Voidly's supervised v3.3 classifier sits at F1 0.729 / AUC ≈ 0.99 on labeled incidents — by far our strongest signal. But labels are themselves curated, and the unsupervised view answers a different question: which (country, day) feature vectors look weird, regardless of whether anyone wrote them up as an incident?
CenDTect (Aceto & Pescape, 2025) proposed clustering OONI measurements with DBSCAN and treating noise points (cluster label -1) as candidate censorship. We adapted that to a per-country rolling window over the full Voidly evidence table.
The build
- Feature matrix: 12 columns per (country, day) — block_rate, log measurement count, ASN diversity, source diversity, plus the 8-bucket signal-type composition (DNS-block, TCP-reset, blockpage, TLS-reset, outage, interference, generic block, ok).
- Window: rolling per-country, last 45 days. Standardized via StandardScaler within the window.
- DBSCAN:
eps = 75th percentile of k-NN distances(k=3),min_samples = 3. Continuous score = distance to the nearest core point on the test day.
Results
- AUC vs v3.3 labels: 0.6506 (n=3,922 scored, 1,023 positive)
- AUC-PR: 0.3639 — well above the 0.26 baseline (positive rate)

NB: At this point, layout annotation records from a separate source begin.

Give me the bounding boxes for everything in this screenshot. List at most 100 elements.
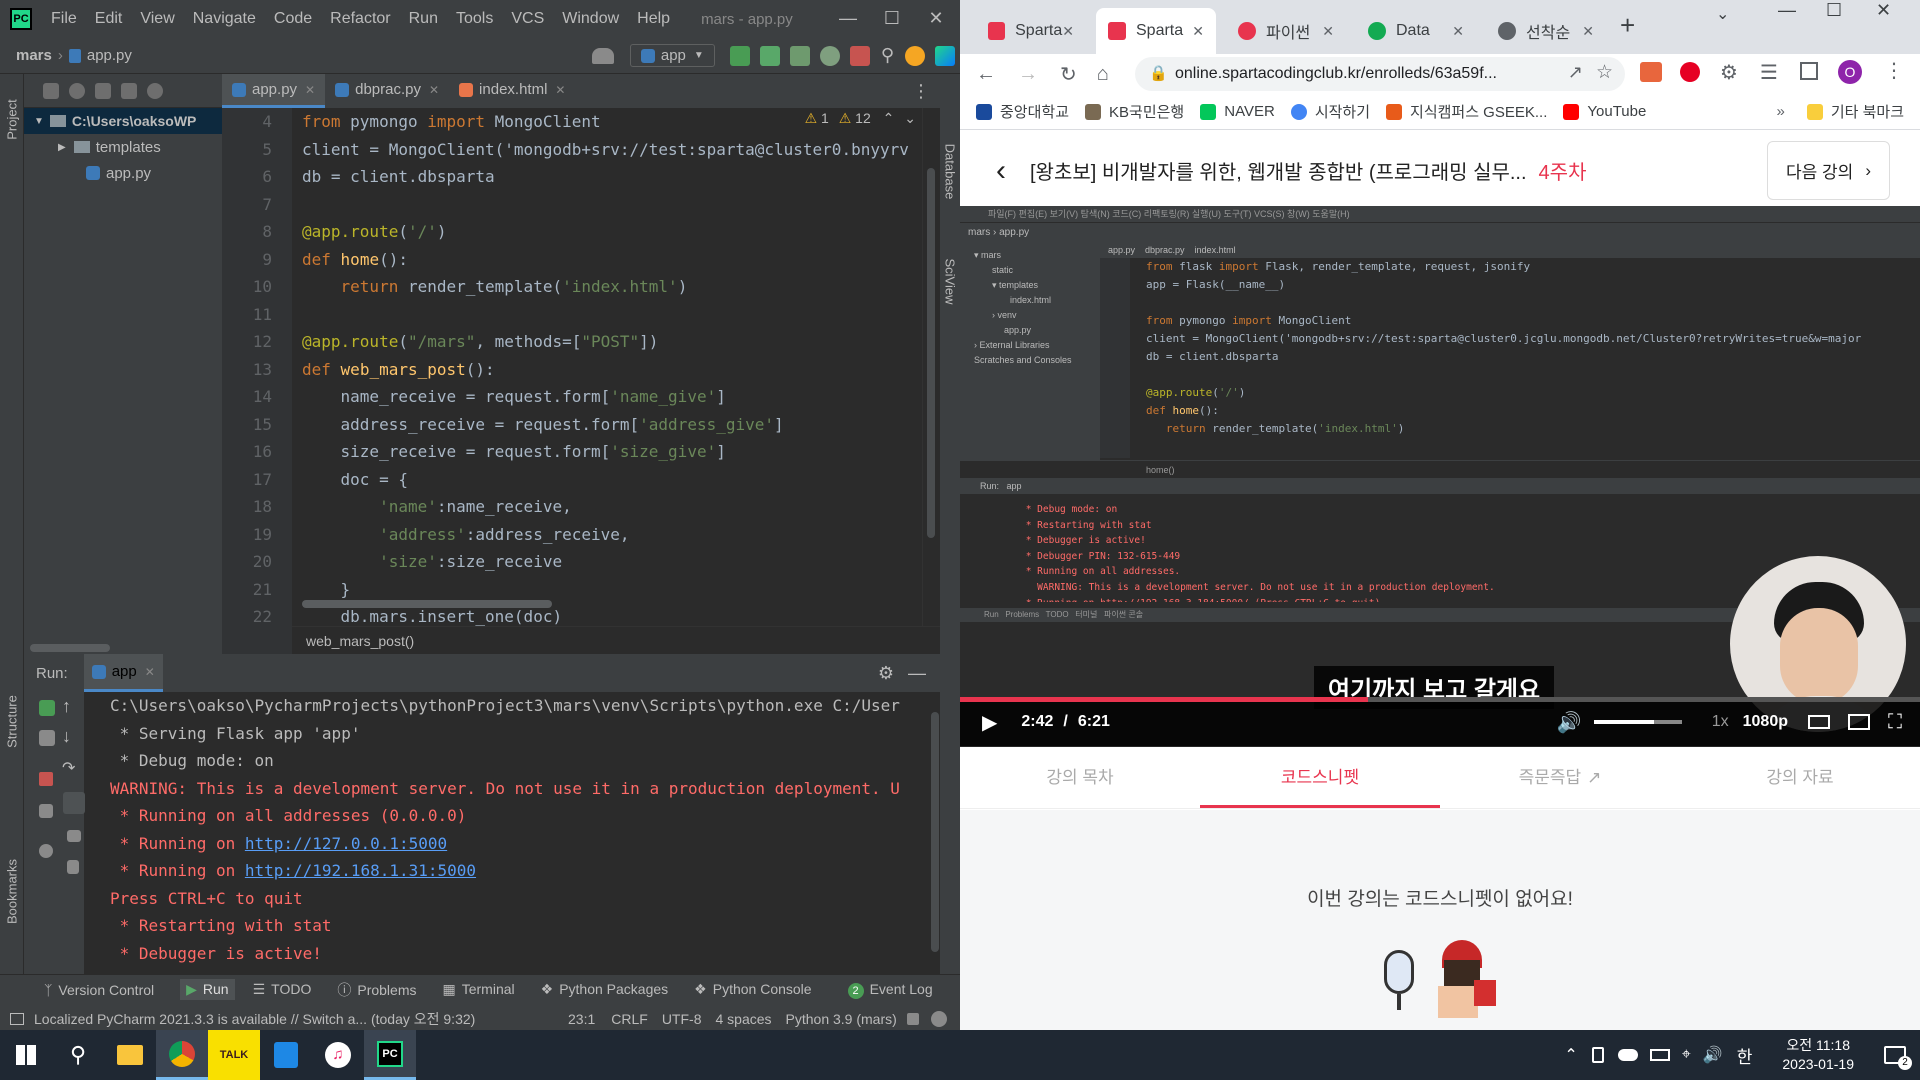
stop-icon[interactable] (849, 45, 870, 66)
editor-scrollbar[interactable] (922, 108, 940, 626)
kakaotalk-icon[interactable]: TALK (208, 1030, 260, 1080)
horizontal-scrollbar[interactable] (30, 644, 110, 652)
browser-tab[interactable]: Data ✕ (1356, 8, 1476, 54)
menu-help[interactable]: Help (628, 10, 679, 28)
extension-icon[interactable] (1640, 62, 1662, 82)
close-icon[interactable]: ✕ (145, 665, 155, 679)
tree-item-app-py[interactable]: app.py (24, 160, 222, 186)
user-icon[interactable] (591, 47, 614, 64)
close-icon[interactable]: ✕ (914, 0, 958, 38)
tab-app-py[interactable]: app.py ✕ (222, 74, 326, 108)
console-url-link[interactable]: http://192.168.1.31:5000 (245, 861, 476, 880)
inspection-widget[interactable]: ⚠ 1 ⚠ 12 ⌃ ⌄ (805, 110, 916, 127)
maximize-icon[interactable]: ☐ (1826, 0, 1842, 21)
other-bookmarks[interactable]: 기타 북마크 (1806, 101, 1904, 122)
forward-icon[interactable]: → (1018, 63, 1038, 86)
bookmark-item[interactable]: 지식캠퍼스 GSEEK... (1386, 101, 1547, 122)
menu-file[interactable]: File (42, 10, 86, 28)
bookmark-item[interactable]: NAVER (1200, 103, 1275, 120)
onedrive-icon[interactable] (1617, 1049, 1638, 1061)
run-config-select[interactable]: app ▼ (629, 44, 715, 67)
minimize-icon[interactable]: — (826, 0, 870, 38)
volume-icon[interactable]: 🔊 (1557, 710, 1582, 735)
tab-qna[interactable]: 즉문즉답 ↗ (1440, 747, 1680, 808)
python-console-tool-button[interactable]: ❖ Python Console (694, 981, 811, 998)
file-encoding[interactable]: UTF-8 (662, 1011, 702, 1027)
python-packages-tool-button[interactable]: ❖ Python Packages (541, 981, 669, 998)
chrome-icon[interactable] (156, 1030, 208, 1080)
share-icon[interactable]: ↗ (1568, 62, 1583, 83)
problems-tool-button[interactable]: ⓘ Problems (337, 980, 416, 1000)
bookmark-item[interactable]: KB국민은행 (1085, 101, 1184, 122)
structure-tool-button[interactable]: Structure (5, 684, 20, 760)
close-icon[interactable]: ✕ (555, 83, 565, 97)
search-icon[interactable]: ⚲ (881, 45, 894, 66)
wifi-icon[interactable]: ⌖ (1682, 1046, 1691, 1064)
minimize-icon[interactable]: — (1778, 0, 1796, 21)
rerun-icon[interactable] (39, 700, 55, 716)
tree-item-templates[interactable]: ▶ templates (24, 134, 222, 160)
breadcrumb-project[interactable]: mars (16, 47, 52, 64)
hide-panel-icon[interactable]: — (908, 663, 926, 684)
tab-dbprac-py[interactable]: dbprac.py ✕ (325, 74, 449, 108)
close-icon[interactable]: ✕ (429, 83, 439, 97)
console-scrollbar[interactable] (930, 692, 940, 974)
database-tool-button[interactable]: Database (943, 136, 958, 208)
locate-icon[interactable] (69, 82, 85, 99)
coverage-icon[interactable] (789, 45, 810, 66)
tab-code-snippet[interactable]: 코드스니펫 (1200, 747, 1440, 808)
debug-icon[interactable] (759, 45, 780, 66)
rerun-icon[interactable] (729, 45, 750, 66)
browser-tab[interactable]: Sparta ✕ (976, 8, 1086, 54)
tab-index-html[interactable]: index.html ✕ (449, 74, 575, 108)
close-icon[interactable]: ✕ (1322, 23, 1334, 40)
wrench-icon[interactable] (39, 730, 55, 746)
menu-window[interactable]: Window (553, 10, 628, 28)
menu-code[interactable]: Code (265, 10, 321, 28)
tab-lecture-materials[interactable]: 강의 자료 (1680, 747, 1920, 808)
media-icon[interactable]: ☰ (1760, 60, 1778, 85)
menu-vcs[interactable]: VCS (502, 10, 553, 28)
new-tab-button[interactable]: + (1620, 10, 1635, 41)
bookmark-item[interactable]: YouTube (1563, 103, 1646, 120)
scroll-to-end-icon[interactable] (63, 792, 85, 814)
reload-icon[interactable]: ↻ (1060, 62, 1077, 87)
console-url-link[interactable]: http://127.0.0.1:5000 (245, 834, 447, 853)
battery-icon[interactable] (1649, 1049, 1670, 1061)
tab-lecture-list[interactable]: 강의 목차 (960, 747, 1200, 808)
back-icon[interactable]: ← (976, 63, 996, 86)
update-icon[interactable] (905, 45, 925, 66)
version-control-button[interactable]: ᛉ Version Control (44, 982, 154, 998)
gear-icon[interactable] (147, 82, 163, 99)
play-icon[interactable]: ▶ (982, 710, 997, 735)
close-icon[interactable]: ✕ (305, 83, 315, 97)
pinterest-icon[interactable] (1680, 62, 1700, 82)
bookmarks-tool-button[interactable]: Bookmarks (5, 852, 20, 932)
chevron-up-icon[interactable]: ⌃ (883, 110, 895, 126)
status-message[interactable]: Localized PyCharm 2021.3.3 is available … (34, 1009, 554, 1029)
progress-track[interactable] (960, 697, 1920, 702)
browser-tab[interactable]: 파이썬 ✕ (1226, 8, 1346, 54)
function-crumb[interactable]: web_mars_post() (306, 633, 414, 649)
gear-icon[interactable]: ⚙ (878, 663, 894, 684)
horizontal-scrollbar[interactable] (302, 600, 552, 608)
back-chevron-icon[interactable]: ‹ (996, 154, 1006, 188)
close-icon[interactable]: ✕ (1452, 23, 1464, 40)
caret-position[interactable]: 23:1 (568, 1011, 595, 1027)
print-icon[interactable] (67, 830, 81, 842)
pip-icon[interactable] (1848, 714, 1870, 730)
arrow-up-icon[interactable]: ↑ (62, 696, 71, 717)
breadcrumb-file[interactable]: app.py (87, 47, 132, 64)
line-separator[interactable]: CRLF (611, 1011, 648, 1027)
volume-slider[interactable] (1593, 720, 1682, 724)
menu-edit[interactable]: Edit (86, 10, 132, 28)
ime-indicator[interactable]: 한 (1737, 1043, 1753, 1068)
video-player[interactable]: 파일(F) 편집(E) 보기(V) 탐색(N) 코드(C) 리팩토링(R) 실행… (960, 206, 1920, 746)
address-bar[interactable]: 🔒 online.spartacodingclub.kr/enrolleds/6… (1135, 57, 1625, 91)
console-link-line[interactable]: * Running on http://127.0.0.1:5000 (110, 830, 930, 858)
menu-refactor[interactable]: Refactor (321, 10, 399, 28)
run-console[interactable]: C:\Users\oakso\PycharmProjects\pythonPro… (110, 692, 930, 974)
todo-tool-button[interactable]: ☰ TODO (253, 981, 312, 998)
captions-icon[interactable] (1808, 715, 1830, 729)
project-view-icon[interactable] (43, 82, 59, 99)
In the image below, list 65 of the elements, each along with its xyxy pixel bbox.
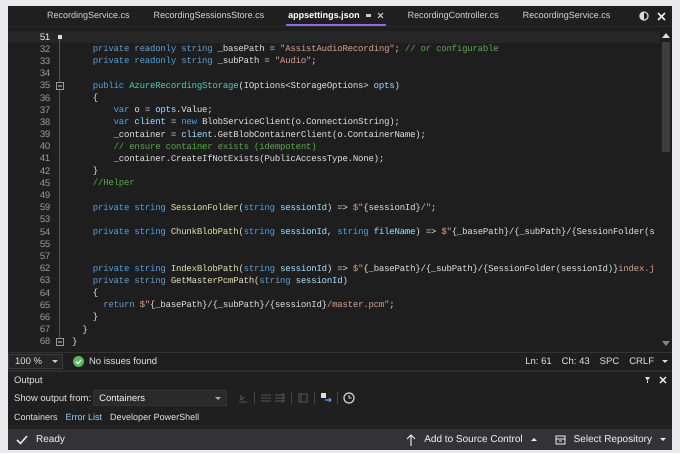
code-line: private string GetMasterPcmPath(string sessionId)	[92, 276, 348, 286]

- Binary flag AUC: 0.6372 (using just is_noise vs continuous score)
- Promote floor: 0.65 — passed by 0.6 percentage points
- Improvement over the v1 IsolationForest baseline (AUC 0.489) is +16 percentage points
Honest caveats
- Barely over the floor. 0.6506 vs 0.65 promote is a 1pp margin. Drift in the underlying evidence distribution could push it back below.
- Hyperparameters tuned on the same labels we evaluate on. Window length, eps quantile, and min_samples were picked by grid search over the v3.3 labeled set. There is no held-out validation split — that's the next step before any production use.
- Recall at 90th-pct threshold is only 16.6% (precision 43.3%). The model is useful for prioritizing investigations, not for replacing the supervised classifier.
- Pooled (global) DBSCAN was worse (AUC ~0.58 across all tested window sizes). The per-country approach beats it cleanly — each country's baseline is genuinely different and global pooling washes out the signal.
Why ship it
The supervised classifier is trained against the same labels its AUC is measured against — it overfits the human-curated “what counts as an incident” definition. DBSCAN doesn't see labels at all. When the two disagree, the disagreement is itself the signal — a (country, day) the classifier shrugs at but DBSCAN flags is exactly the kind of case worth a human look.
Live at
GET /v1/anomaly/dbscan/{cc} — score a country's most-recent day (with feature vector + interpretation)
GET /v1/anomaly/dbscan/leaderboard?limit=20 — most-anomalous countries right now
GET /v1/anomaly/dbscan/info — full sidecar metrics for transparency
Example: GET /v1/anomaly/dbscan/IR currently
returns anomaly_score ≈ 4.89, is_anomaly=true, with 100% block_rate across
12 critical measurements concentrated on a single ASN — a textbook
shape-anomalous day.